NL Central Notes: Top teams make the most of Plunk-o-Rama
Cards, Reds and Pirates show there's a correlation between pitching inside and winning
By STAN McNEAL FS Midwest
ST. LOUIS -- Based on hitting batters with pitches, teams in the NL Central like to work inside more than most teams.
Or maybe these clubs aren't real fond of one another.
Pirates (first), Cardinals (second), Cubs (tied for fifth) and
Reds (tied for seventh) all rank in the top 10 in the majors in hitting batters. The Pirates and Reds also rank 1-2 in getting hit. All four clubs are plunking division rivals at a higher rate than non-division foes.
Bad blood or merely unfortunate pitches that "got away"? The answer is somewhere in between, of course, but there is no doubt that clubs are on high alert when facing each other.
Look at what happened when the Pirates and Reds split a four-game series this week. Every game included at least one hit batter, and just about every game featured at least one close call.
On Tuesday, with his first pitch, Pirates starter
Charlie Morton hit Shin-Soo Choo on the right knee. Morton later buzzed Reds star
Joey Votto, whose displeasure was obvious as he stubbornly remained in the batter's box.

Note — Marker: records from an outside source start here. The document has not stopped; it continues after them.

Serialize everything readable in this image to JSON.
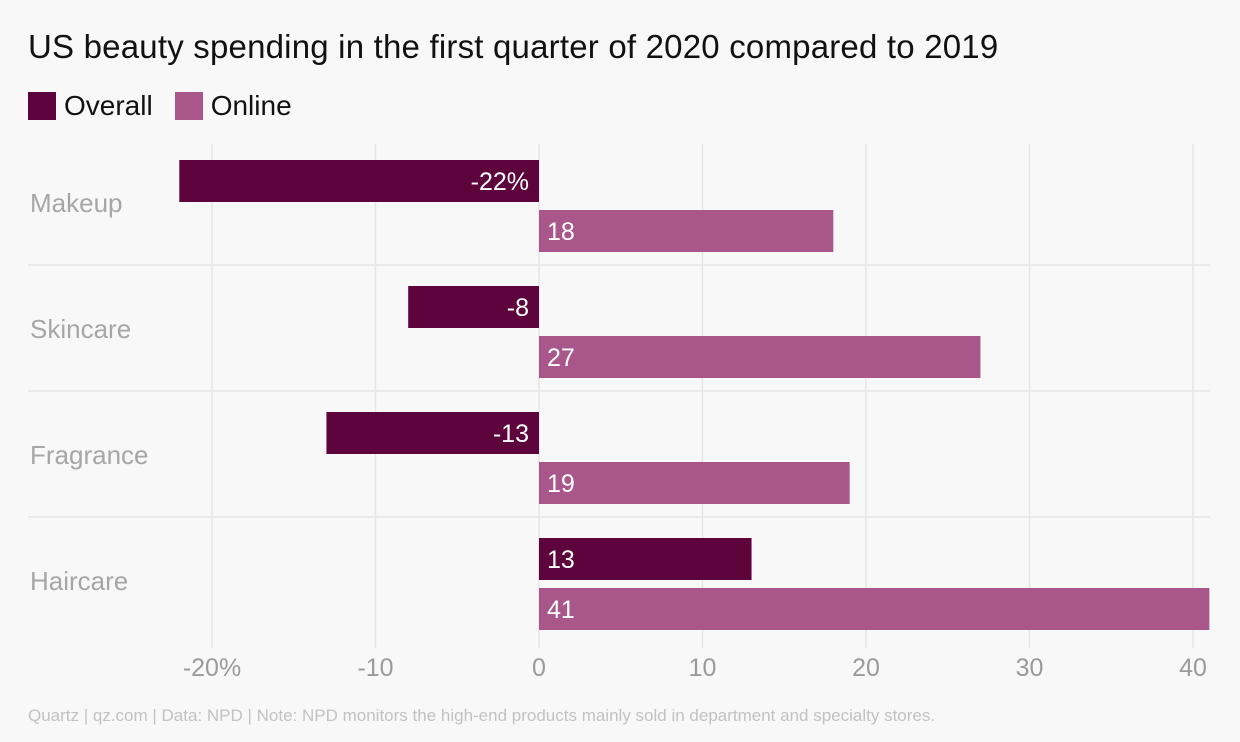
{
  "chart_data": {
    "type": "bar",
    "orientation": "horizontal",
    "title": "US beauty spending in the first quarter of 2020 compared to 2019",
    "categories": [
      "Makeup",
      "Skincare",
      "Fragrance",
      "Haircare"
    ],
    "series": [
      {
        "name": "Overall",
        "color": "#5c043b",
        "values": [
          -22,
          -8,
          -13,
          13
        ],
        "labels": [
          "-22%",
          "-8",
          "-13",
          "13"
        ]
      },
      {
        "name": "Online",
        "color": "#a9578a",
        "values": [
          18,
          27,
          19,
          41
        ],
        "labels": [
          "18",
          "27",
          "19",
          "41"
        ]
      }
    ],
    "xlim": [
      -22.5,
      41.2
    ],
    "xticks": [
      -20,
      -10,
      0,
      10,
      20,
      30,
      40
    ],
    "xtick_labels": [
      "-20%",
      "-10",
      "0",
      "10",
      "20",
      "30",
      "40"
    ],
    "grid": true,
    "legend": "top-left"
  },
  "footer": "Quartz | qz.com | Data: NPD | Note: NPD monitors the high-end products mainly sold in department and specialty stores.",
  "colors": {
    "overall": "#5c043b",
    "online": "#a9578a",
    "grid": "#e6e6e6",
    "axis_text": "#9a9a9a"
  }
}
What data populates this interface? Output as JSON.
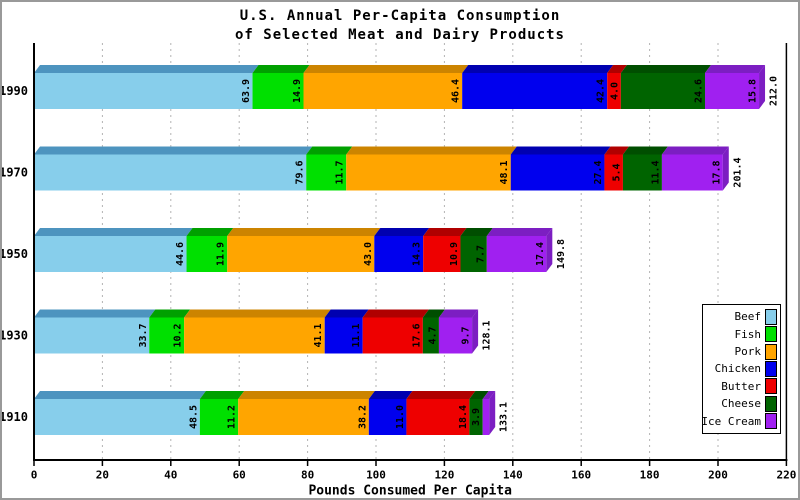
{
  "title": {
    "line1": "U.S. Annual Per-Capita Consumption",
    "line2": "of Selected Meat and Dairy Products"
  },
  "chart_data": {
    "type": "bar",
    "variant": "horizontal-stacked-3d",
    "title": "U.S. Annual Per-Capita Consumption of Selected Meat and Dairy Products",
    "xlabel": "Pounds Consumed Per Capita",
    "ylabel": "",
    "xlim": [
      0,
      220
    ],
    "x_ticks": [
      0,
      20,
      40,
      60,
      80,
      100,
      120,
      140,
      160,
      180,
      200,
      220
    ],
    "grid": "dashed vertical gridlines every 20, solid frame at 0 and 220",
    "categories": [
      "1990",
      "1970",
      "1950",
      "1930",
      "1910"
    ],
    "series": [
      {
        "name": "Beef",
        "color": "#87CEEB",
        "shade": "#4D94BF",
        "values": [
          63.9,
          79.6,
          44.6,
          33.7,
          48.5
        ]
      },
      {
        "name": "Fish",
        "color": "#00E000",
        "shade": "#00A000",
        "values": [
          14.9,
          11.7,
          11.9,
          10.2,
          11.2
        ]
      },
      {
        "name": "Pork",
        "color": "#FFA500",
        "shade": "#CC8400",
        "values": [
          46.4,
          48.1,
          43.0,
          41.1,
          38.2
        ]
      },
      {
        "name": "Chicken",
        "color": "#0000EE",
        "shade": "#0000B0",
        "values": [
          42.4,
          27.4,
          14.3,
          11.1,
          11.0
        ]
      },
      {
        "name": "Butter",
        "color": "#EE0000",
        "shade": "#B00000",
        "values": [
          4.0,
          5.4,
          10.9,
          17.6,
          18.4
        ]
      },
      {
        "name": "Cheese",
        "color": "#006400",
        "shade": "#004E00",
        "values": [
          24.6,
          11.4,
          7.7,
          4.7,
          3.9
        ]
      },
      {
        "name": "Ice Cream",
        "color": "#A020F0",
        "shade": "#7C1EC2",
        "values": [
          15.8,
          17.8,
          17.4,
          9.7,
          1.9
        ]
      }
    ],
    "stack_totals": [
      212.0,
      201.4,
      149.8,
      128.1,
      133.1
    ],
    "value_label_format": "one-decimal, rotated 90deg, shown only when segment wide enough",
    "legend_position": "right-middle, boxed, swatch right of label"
  }
}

On Wednesday, the Reds plunked Russell Martin and
In the top of the first on Thursday, Pirates star
Andrew McCutchen was hit for the second time in the series. In the bottom of the first, Votto had a pitch thrown behind him.
This week was more of the same from the previous meeting between the teams. In that three-game set, at least two batters were hit in each game.
Brandon Phillips missed nearly a week after getting hit in the forearm in the second game. The next day, there were five hit batters between the two teams.
Exactly how many of the errant pitches were intentional is open to debate, of course. Hin-Soo Choo, for example, has been hit six times by the Pirates. But the scouting report on Choo is to pitch him inside, and he leads the majors with 19 plunkings.
Reds starter Mat Latos shared his opinion on the matter after Morton's two-plunk performance Tuesday.
"It's time somebody stepped up and did something about the team that's hit more guys in the league than anybody," Latos told reporters. "I got fined for hitting Neil Walker (in a previous series), but you've got a team drilling guys over and over again. It's time for the league to step up and end it."
Publicly anyway, both managers have taken a less confrontational approach.
"When two teams are focused on winning and neither one wants to blink and they just want to play hard and compete, you push the envelope in a lot of different places," Pirates manager Clint Hurdle told reporters. "Not just at the plate trying to get balls in on people, but breaking up double plays and everything."
Said the Reds' Dusty Baker: "No. 1, you have to pitch inside to get guys out. And they're doing a pretty good job of getting people out. ... I hope nothing is intentional. We pitch inside, too. Johnny Cueto pitches inside. There's a correlation between success and pitching inside."
Baker has a point. The Brewers have hit the second-fewest batters in the majors (15). They also have the worst ERA in the NL and are tied with the Cubs for last place in the division.
The Cardinals, Reds and Pirates, meantime, rank first, third and fourth, respectively, in NL ERA. They also own the three best records in the NL. With their approaches paying off in the standings, don't look for much to change.
Which leaves the rest of the season to find out just how much these teams don't like each other.
Cubs starter favors Reds
No team has been beaten around by the Central contenders more than the Cubs, which puts starter Jeff Samardzija in a good position to handicap the top three teams.
His verdict, in order: Reds, Cardinals, Pirates.
"You're talking about a small difference between them," he said Thursday before the Cubs left town.
His reasoning: The Reds have the best bullpen, and it will be even better when lefty
Sean Marshall returns (maybe before the All-Star break).
Samardzija says the Pirates' lineup is better than it's given credit for, pointing to left fielder
Starling Marte as one reason. The 24-year-old left fielder is hitting .283 with a .347 on-base percentage and has scored 45 runs.
"They have some guys that you don't hear about but are good players, like Marte," Samardzija said. "They don't have the ability to put up runs like the other two teams, but they're a gritty, scrappy team and they're used to playing in close, low-scoring games."